Тёмно-красный камень, запотевший с мороза, тускло бликует, схватывая языки пламени в камине.
— Круто, — говорю я. – Но я в этом не разбираюсь. Может, Джинни лучше покажешь?
— Дурак, — она легонько бьёт меня в плечо. – Рон сделал мне предложение.
— Чегоо? – приподнимаюсь с подушек. – То есть… когда?
— Сейчас. Сегодня точнее. Сегодня утром. Поговори со мной?
Обрывки вопросов лезут в голову, но я страшно туго соображаю, а Гермиона будто бы и не ждет ничего. Она набрасывается на меня и обнимает, маленький искрящийся радостью вихрь.
— Я хочу с тобой выпить! Мерлин, я так рада, я не думала, что он… он просил, чтобы я выходные провела в Норе, я думала, что ему нужна с чем-то помощь, отпросилась у МакГонагалл…
— Эй, погоди, погоди обниматься, дай я хоть душ приму, — освобождаюсь я от её рук. – Там, на кухне…
— Я всё сама сделаю!
И улыбается, светится вся, прикладывает руки к груди, словно пытаясь отдышаться, успокоиться, потом подскакивает, начинает метаться по комнате, наводить порядок, и я даже не предпринимаю попыток остановить её – всё равно ничего не получится.
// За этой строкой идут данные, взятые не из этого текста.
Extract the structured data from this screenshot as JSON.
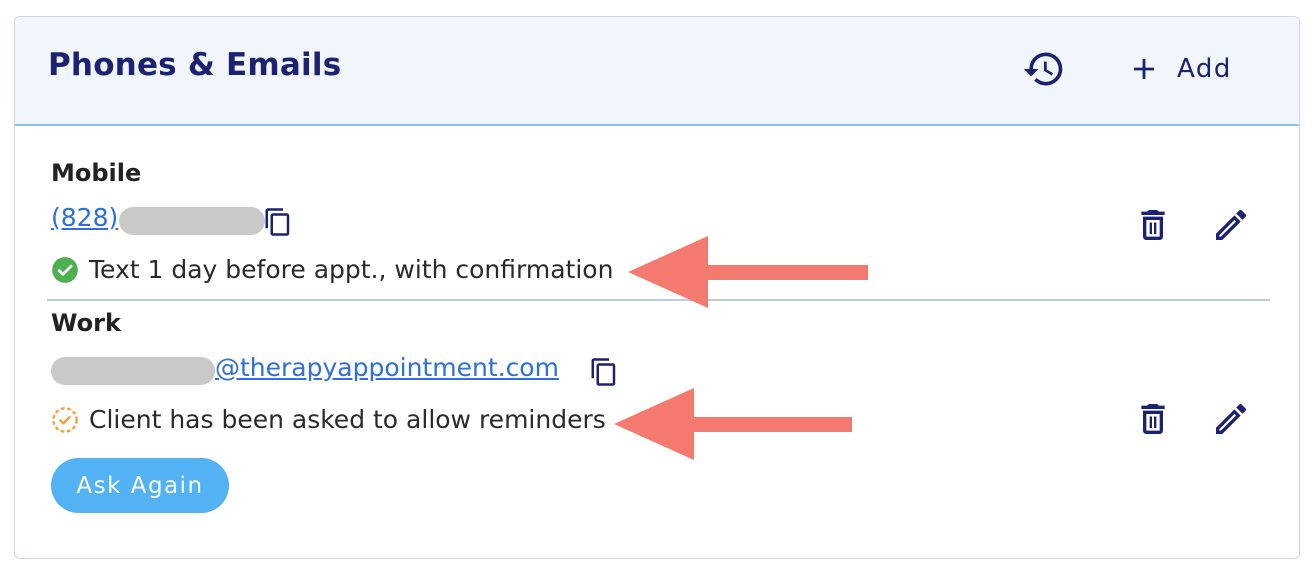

Когда я захожу на кухню, она оборачивается, ставит на стол бокалы, которые до этого держала в руках, и опять несётся ко мне обниматься.
— Поздравляю, — треплю её по волосам, целую в макушку. – Братик решился, значит. Даже года не прошло.
— Ты горячий, — говорит она, не обращая внимания на колкость. – Но не очень сильно. Я сейчас вино погрею, выпьешь, хуже не будет. Голова болит?
— Есть немного, — признаюсь неохотно. От неё пахнет корицей, гвоздикой и еще чем-то тёплым, пряным. Мне не хочется её отпускать.
От бокалов поднимается горячий, ароматный пар. Гермиона берет тот, из которого обычно пьет Анжелина, забирается с ногами на подоконник, как маленькая, смотрит в окно и улыбается. Тысячу раз она приходила ко мне, столько же раз залезала на этот подоконник, обнимала руками колени, слушала меня или говорила сама. А сегодня всё стало как-то по-другому, будто она повзрослела в один момент, а я так и остался… не ребёнком, но где-то там, пониже.
— Он такой серьёзный, знаешь, — говорит она негромко, наблюдая за вороной, скачущей по крыше дома напротив, — я его спрашиваю, что случилось, я на минутку перепугалась даже, думала, правда что-то стряслось. А он говорит, сядь и послушай, и вот тогда я мысленно уже попрощалась… не знаю, со всеми попрощалась. И глазищи огромные… такой смешной.
А у меня перед глазами всё размазывается и плывет немного, секунды кажутся разными по длине — то проскакивают, то тянутся.
— Потом от Гарри с совой пришло письмо, что нужно срочно в Министерство, какое-то совещание, мы и не поговорили толком. А я сразу к тебе. Никто еще не знает.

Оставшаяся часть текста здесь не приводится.